I bought my first actual record with Terry Hall on it in 1983. The Fun Boy 3's second album after Hall, Lynval Golding and Neville Staples formed after The Specials split. The greatly underrated Waiting, named according to Hall because everybody seemed to be waiting for something. Paralysed by the fear of actually doing something instead.
It was a contradictory record. At once dark and bright. Mordant and funny. It was all great, coming at a rare moment in British Pop Music when you could actually say something and have hits and speak to people from their radios before the predominant, prevailing and dominant voice became the handed down dogma of Thatcherism and Reaganism. Aspiration greed, hedonism and froth . For a few years, if you wanted to hear something else, you mostly had to look elsewhere, rather than the singles charts.
But if you were interested in Hall and where his particularly glum, introversion originated, one track on Waiting immediately stood out. Final track Well Fancy That the autobiographical tale of him being abducted and sexually abused by a paedophile ring when he was 12 on a school trip to France. It was bleak and frightening and utterly haunting and coloured by the deepest, bravest honesty. As an innocent, sheltered boy coming towards his late teens with no idea of this deeply evil aspect and possibility of life, it came as a huge shock to me. I'd never heard anything like it. It answered the conundrum of Hall's bleak demeanor. The depression he struggled with all of his life, this deeply, harrowing haunting formative experience. I can't actually listen to it anymore. But I'm glad it's there.

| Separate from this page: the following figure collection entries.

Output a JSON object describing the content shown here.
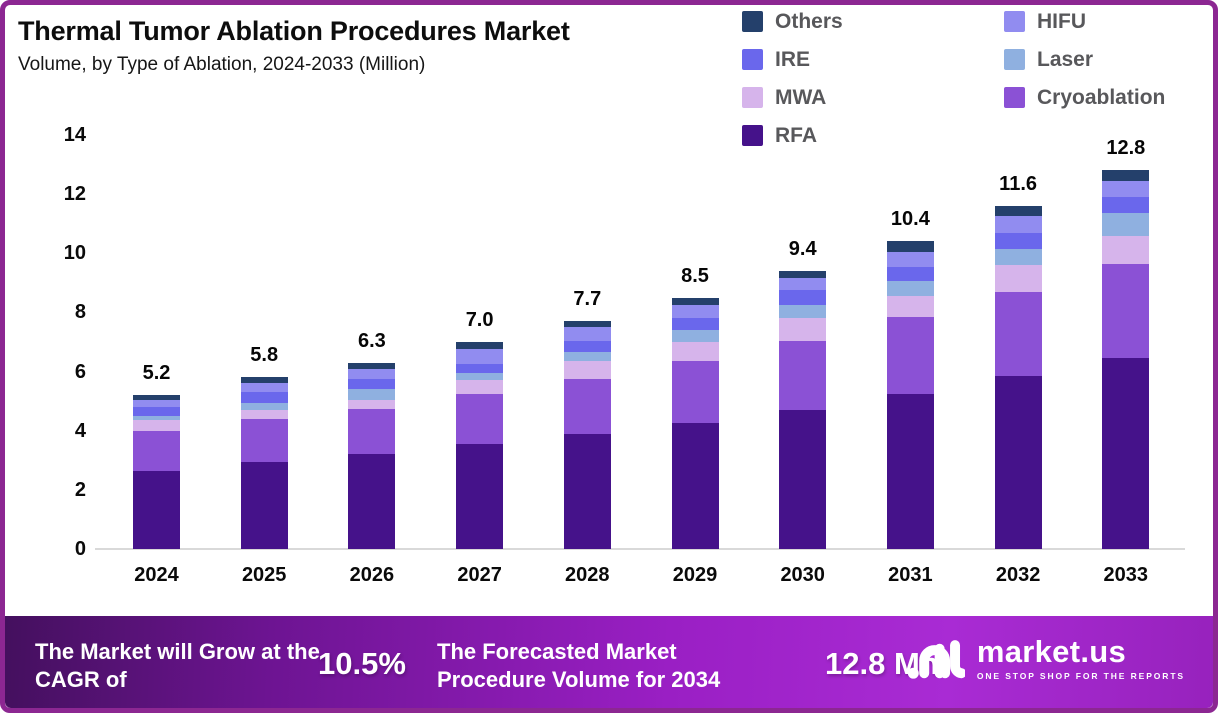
{
  "header": {
    "title": "Thermal Tumor Ablation Procedures Market",
    "subtitle": "Volume, by Type of Ablation, 2024-2033 (Million)"
  },
  "chart_data": {
    "type": "bar",
    "stacked": true,
    "title": "Thermal Tumor Ablation Procedures Market",
    "subtitle": "Volume, by Type of Ablation, 2024-2033 (Million)",
    "unit": "Million procedures",
    "categories": [
      "2024",
      "2025",
      "2026",
      "2027",
      "2028",
      "2029",
      "2030",
      "2031",
      "2032",
      "2033"
    ],
    "series": [
      {
        "name": "RFA",
        "color": "#45128A",
        "values": [
          2.65,
          2.95,
          3.2,
          3.55,
          3.9,
          4.25,
          4.7,
          5.25,
          5.85,
          6.45
        ]
      },
      {
        "name": "Cryoablation",
        "color": "#8B51D5",
        "values": [
          1.35,
          1.45,
          1.55,
          1.7,
          1.85,
          2.1,
          2.35,
          2.6,
          2.85,
          3.2
        ]
      },
      {
        "name": "MWA",
        "color": "#D6B4EB",
        "values": [
          0.35,
          0.3,
          0.3,
          0.45,
          0.6,
          0.65,
          0.75,
          0.7,
          0.9,
          0.95
        ]
      },
      {
        "name": "Laser",
        "color": "#8FB0E0",
        "values": [
          0.15,
          0.25,
          0.35,
          0.25,
          0.3,
          0.4,
          0.45,
          0.5,
          0.55,
          0.75
        ]
      },
      {
        "name": "IRE",
        "color": "#6A67EC",
        "values": [
          0.3,
          0.35,
          0.35,
          0.3,
          0.4,
          0.4,
          0.5,
          0.5,
          0.55,
          0.55
        ]
      },
      {
        "name": "HIFU",
        "color": "#918CF0",
        "values": [
          0.25,
          0.3,
          0.35,
          0.5,
          0.45,
          0.45,
          0.4,
          0.5,
          0.55,
          0.55
        ]
      },
      {
        "name": "Others",
        "color": "#24406B",
        "values": [
          0.15,
          0.2,
          0.2,
          0.25,
          0.2,
          0.25,
          0.25,
          0.35,
          0.35,
          0.35
        ]
      }
    ],
    "totals": [
      "5.2",
      "5.8",
      "6.3",
      "7.0",
      "7.7",
      "8.5",
      "9.4",
      "10.4",
      "11.6",
      "12.8"
    ],
    "ylim": [
      0,
      14
    ],
    "yticks": [
      0,
      2,
      4,
      6,
      8,
      10,
      12,
      14
    ],
    "grid": false,
    "legend_position": "top-right",
    "legend_order": [
      "Others",
      "HIFU",
      "IRE",
      "Laser",
      "MWA",
      "Cryoablation",
      "RFA"
    ]
  },
  "footer": {
    "cagr_label": "The Market will Grow at the CAGR of",
    "cagr_value": "10.5%",
    "forecast_label": "The Forecasted Market Procedure Volume for 2034",
    "forecast_value": "12.8 Mn",
    "brand_name": "market.us",
    "brand_tagline": "ONE STOP SHOP FOR THE REPORTS"
  },
  "colors": {
    "frame_border": "#8C2792",
    "banner_gradient_start": "#44105E",
    "banner_gradient_end": "#A92BD4",
    "baseline": "#D9D9D9"
  }
}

Hall continued to make wonderful music over the following decades. Coloured by his own witty, smart, unique perspective. He had a voice of great warmth and emotion and like the greatest singers, immediately recognisable. Then, in 2009, came The Specials return, unfortunately without Dammers, one of the few reformations that was actually welcome, almost necessary. I was lucky enough to be at the first gig of their comeback tour in Newcastle where the anticipation for their arrival onstage was palpable and tangible. It was some night.
His death when it was announced earlier this week came as a huge shock. Hall had made it clear to friends and family that he didn't want his worsening and ultimately terminal condition to be announced. Some things are deeply and rightly private. Still, he'll be deeply missed, and not just by those who knew him. He made an indelible mark.